In religious community, we share our joys and our triumphs, our sorrows and our broken places.

In this circle of care, we make space for the complexity of life, the myriad experiences that bless and break our hearts. The truth of human experience dictates that on any given day, we each come to the table with hearts in different places. It is especially so on this day, invented to honor women who nurture.

In this circle of care, we honor the truth that mothering is not and never will be quantified in one single descriptor. Mothering can be elusive or infuriating, fulfilling or confusing, commonplace or triumphant. It exists in the every day experiences of each person. There is no human being that is not connected to or disconnected from a mother.

And so we honor the complexity of experience, writ large in flowered platitudes, but here in this space laid bare, honoring the truth in each of our hearts.
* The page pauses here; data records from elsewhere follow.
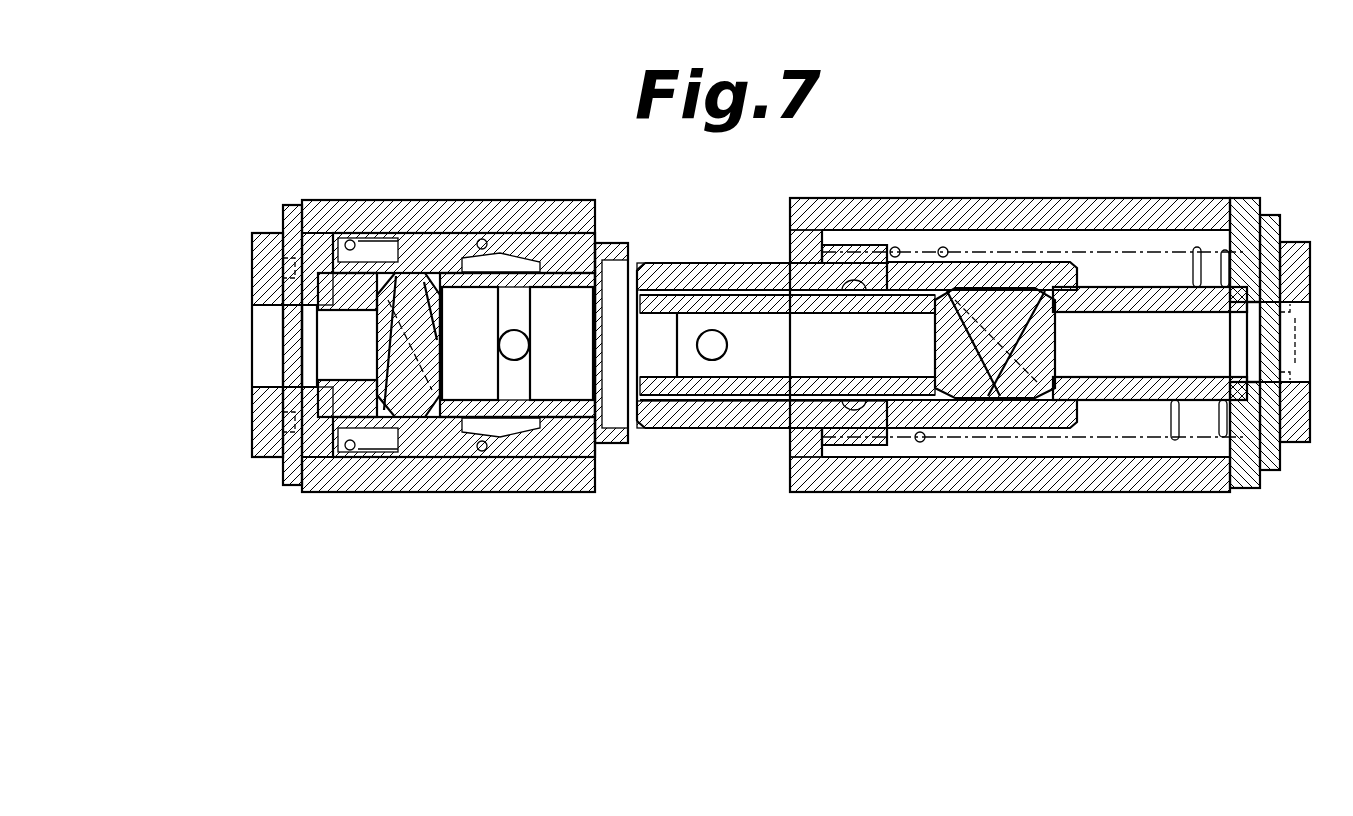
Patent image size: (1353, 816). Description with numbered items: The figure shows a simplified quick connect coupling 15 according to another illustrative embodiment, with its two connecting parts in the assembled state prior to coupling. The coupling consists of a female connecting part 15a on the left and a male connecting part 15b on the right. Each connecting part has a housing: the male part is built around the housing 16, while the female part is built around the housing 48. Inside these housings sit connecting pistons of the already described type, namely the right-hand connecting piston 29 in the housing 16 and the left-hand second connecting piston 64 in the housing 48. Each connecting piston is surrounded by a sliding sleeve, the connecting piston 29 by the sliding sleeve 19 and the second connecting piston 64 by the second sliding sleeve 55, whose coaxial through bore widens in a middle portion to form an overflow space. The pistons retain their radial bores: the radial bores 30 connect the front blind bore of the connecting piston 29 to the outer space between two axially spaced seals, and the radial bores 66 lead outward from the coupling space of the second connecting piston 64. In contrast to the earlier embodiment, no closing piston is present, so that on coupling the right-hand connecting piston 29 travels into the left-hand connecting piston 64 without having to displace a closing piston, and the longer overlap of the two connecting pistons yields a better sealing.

The quick connect coupling 15 is at (215, 225).
The connecting part (female) 15a is at (437, 177).
The connecting part (male) 15b is at (1182, 180).
The housing 16 is at (921, 213).
The sliding sleeve 19 is at (1008, 263).
The connecting piston 29 is at (975, 363).
The radial bores 30 is at (712, 345).
The housing 48 is at (488, 215).
The second sliding sleeve 55 is at (407, 255).
The second connecting piston 64 is at (350, 402).
The radial bores 66 is at (513, 345).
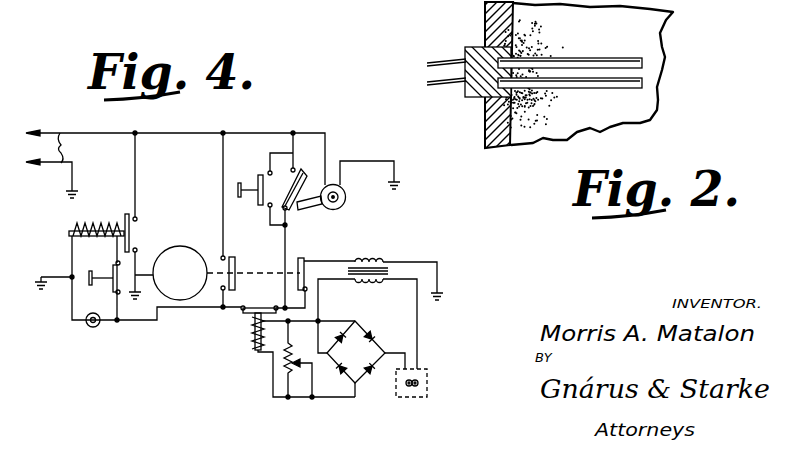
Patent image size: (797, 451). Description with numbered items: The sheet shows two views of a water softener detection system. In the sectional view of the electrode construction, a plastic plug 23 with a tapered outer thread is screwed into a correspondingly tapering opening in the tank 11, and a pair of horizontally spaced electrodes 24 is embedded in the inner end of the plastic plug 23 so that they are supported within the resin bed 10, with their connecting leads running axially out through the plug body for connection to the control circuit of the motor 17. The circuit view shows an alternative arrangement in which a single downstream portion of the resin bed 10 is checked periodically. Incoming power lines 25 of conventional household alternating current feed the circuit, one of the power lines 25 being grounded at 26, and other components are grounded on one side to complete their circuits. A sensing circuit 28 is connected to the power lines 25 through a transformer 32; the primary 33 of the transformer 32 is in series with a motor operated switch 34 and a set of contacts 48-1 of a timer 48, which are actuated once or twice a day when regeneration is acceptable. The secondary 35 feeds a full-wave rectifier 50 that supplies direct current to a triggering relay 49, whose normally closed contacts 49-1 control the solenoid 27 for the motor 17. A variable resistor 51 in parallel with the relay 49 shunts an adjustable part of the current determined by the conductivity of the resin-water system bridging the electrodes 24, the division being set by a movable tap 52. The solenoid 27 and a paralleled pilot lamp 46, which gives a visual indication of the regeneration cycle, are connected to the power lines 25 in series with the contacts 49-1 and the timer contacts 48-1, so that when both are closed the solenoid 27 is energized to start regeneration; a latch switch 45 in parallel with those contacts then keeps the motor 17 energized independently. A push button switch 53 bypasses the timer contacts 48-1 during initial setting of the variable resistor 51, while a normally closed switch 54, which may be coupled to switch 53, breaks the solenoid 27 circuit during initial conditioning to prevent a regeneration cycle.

There is room for all in this circle:

If you have carried a child or children, whether or not they came to be born, we see you.

If you have fervently wished to do so, and circumstances of fate made it impossible, we see you.

If you love children we cannot see, whether because of death or estrangement, we see you.

If you never wanted to be a mother, we see you.

If you are happy to mother other people’s children, as an educator, an auntie, or a foster parent, we see you.

If your mother hurt you, physically or emotionally, we see you.

If you had no mother at all, we see you.

If your mother is or was your best friend, we see you.

If your gender says you are not a mother, and yet you take on the role of nurturer, we see you.

If you wonder whether your mothering has been enough, we see you.

And if yours is a different truth altogether, we honor your unspoken story.

There is room for all in this circle. May it be so, today and always.